A G A T Ó N (Primera parte)

Estudiantil Carrión 1968 - Agaton Valladares
Estudiantil Carrión, Campeón invicto en el certamen de 1968. En la foto: (De pie) Hugo Chaparro, Francisco “Chino” Callupe (arquero), José Uchuya, Hugo Rosales y “Trueno” Rivera. (En cuclillas), el kinesiólogo; “Pacho” Rivera, Carlos Santiváñez, Agatón Valladares, Félix Camargo y Enedino Callupe. Los acompaña el maestro Baldomero Meza Limas (Entrenador). Fue una de las mejores selecciones que tuvo nuestra tierra.

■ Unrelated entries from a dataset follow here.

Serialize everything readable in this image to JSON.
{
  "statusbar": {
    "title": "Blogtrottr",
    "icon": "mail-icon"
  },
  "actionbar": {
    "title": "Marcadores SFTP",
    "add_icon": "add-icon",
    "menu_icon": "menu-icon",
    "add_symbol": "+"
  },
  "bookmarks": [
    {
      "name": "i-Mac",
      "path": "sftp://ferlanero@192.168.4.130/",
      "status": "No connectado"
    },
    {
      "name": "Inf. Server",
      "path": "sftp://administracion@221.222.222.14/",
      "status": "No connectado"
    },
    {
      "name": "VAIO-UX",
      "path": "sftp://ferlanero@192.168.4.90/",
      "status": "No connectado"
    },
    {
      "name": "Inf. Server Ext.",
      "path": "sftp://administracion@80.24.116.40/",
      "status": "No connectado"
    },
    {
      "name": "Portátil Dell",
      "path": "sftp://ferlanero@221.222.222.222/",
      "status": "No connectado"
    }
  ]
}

La sonoridad de su nombre hacía evocar heroismo, coraje, valor. Su vida deportiva transcurrió en ese empeño. Fue el delantero más valeroso que he conocido en el ámbito del área. Su coraje rebazaba las lindes de la temeridad. Sus compañeros de equipo lo sabían. Extendían el servicio de media altura hacia arriba y él entraba -allí donde las papas queman- preciso, aguerrido, puntual, sin importarle la artera contención de los contrarios que buscaban “bajarlo”. Nunca lo lograron. Jamás arrugó cuando había que conseguir el gol. Podía estar sangrando cubierto de heridas y moretones pero no bajaba la guardia. Tenía hambre de gol. Nunca le corrió a las patadas arteras. Pero, así como le daban, él les devolvía.

Daba la impresión -a primera vista- que la naturaleza lo había armado de cuatro o cinco cincelazos esculpidas al apuro, a la buena de Dios. Cara dura, vernácula, de pómulos salientes, mentón firme, labios prominentes; cabello hirsuto, renegrido, rebelde; Complexión atlética de sólidos e incansables músculos, tórax amplio de pulmones y corazón generosos: claro biotipo de cholo nativo que cuadraba con su nombre. Para el día de su nacimiento el Almanaque Bristol señalaba el nombre del Papa Agatón. Sus padres obedientes al mandato de la Iglesia, lo pusieron bajo la advocación del santo patriarca.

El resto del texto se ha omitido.